Evan Gershkovich

(31 marzo 2023)

Ovviamente avete già letto dell’arresto del giornalista statunitense Evan Gershkovich (da gennaio scriveva per «The Wall Street Journal») a Ekaterinburg. Era in Russia per raccogliere i materiali / le testimonianze su come è vista la compagnia militare «Wagner» dalla popolazione russa. Secondo la FSB, invece, avrebbe «svolto l’attività di spionaggio per conto del Governo statunitense sul funzionamento di una delle fabbriche dell’industria militare russa». L’articolo del Codice panale russo che tratta tale tipo di reato prevede dai 10 ai 20 anni di reclusione.

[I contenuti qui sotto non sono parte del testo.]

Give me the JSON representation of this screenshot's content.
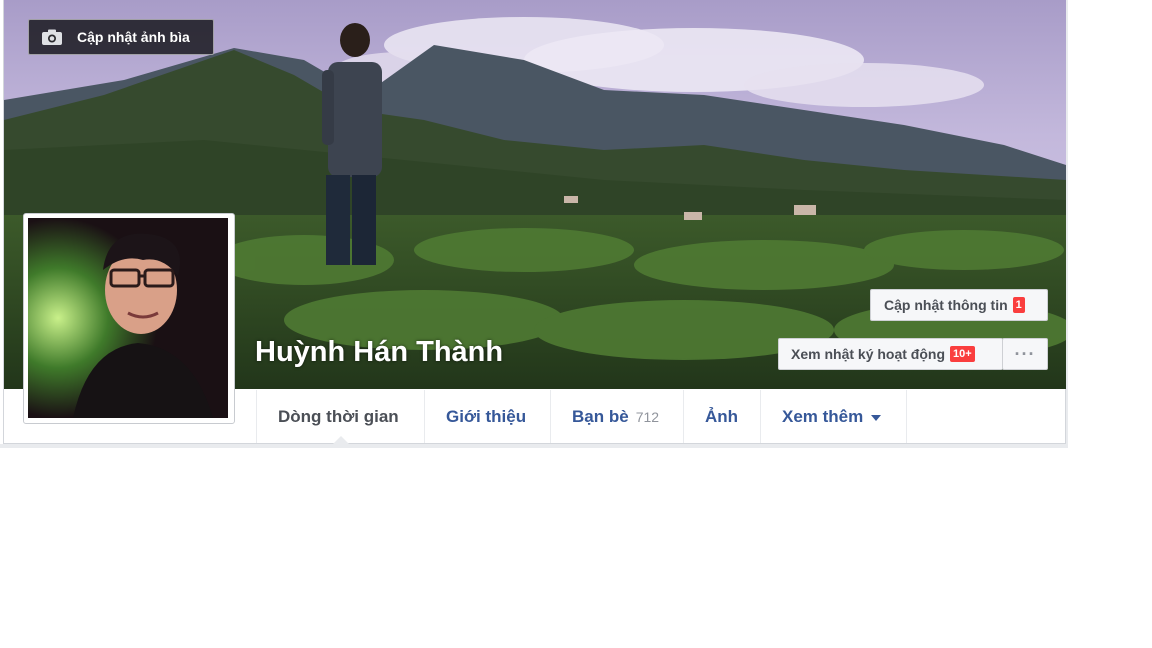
{
  "cover": {
    "update_cover_label": "Cập nhật ảnh bìa"
  },
  "profile": {
    "name": "Huỳnh Hán Thành"
  },
  "actions": {
    "update_info_label": "Cập nhật thông tin",
    "update_info_badge": "1",
    "activity_log_label": "Xem nhật ký hoạt động",
    "activity_log_badge": "10+",
    "more_label": "···"
  },
  "tabs": [
    {
      "label": "Dòng thời gian",
      "active": true
    },
    {
      "label": "Giới thiệu"
    },
    {
      "label": "Bạn bè",
      "count": "712"
    },
    {
      "label": "Ảnh"
    },
    {
      "label": "Xem thêm",
      "has_dropdown": true
    }
  ],
  "colors": {
    "link": "#365899",
    "badge": "#fa3e3e",
    "active_tab": "#4b4f56"
  },
  "icons": [
    "camera-icon",
    "more-icon",
    "chevron-down-icon"
  ]
}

Non importa se ci crediamo o meno alle accuse (qualcuno ci crede?). Non importa che il «The Wall Street Journal» si è già espresso in difesa del proprio giornalista e che la «Reporters Sans Frontières» ha espresso una «preoccupazione».
Capire i principi basilari è molto più importante di cercare l’interpretazione dei singoli casi appena accaduti. Il principio è: la Russia ha una lunga tradizione di prendere gli ostaggi occidentali per scambiarli con qualche russo più o meno rilevante per lo Stato trattenuto all’estero. La tradizione viene mantenuta viva sempre con lo stesso metodo: arrestare qualcuno con una accusa palesemente esagerata e promettere una condanna a una reclusione lunga (in Russia, in realtà sono quasi tutte lunghe; quella per l’omicidio è una delle più brevi). Di conseguenza, il caso diventa famoso più velocemente e provoca delle pressioni sul Governo dello Stato allo quale appartiene l’arrestato. In un certo senso, vengono sfruttati gli Istituti democratici occidentali (in una situazione meno triste avrei messo uno smile). All’Occidente viene proposta / imposta questa sfida, che ora potete anche chiamare guerra.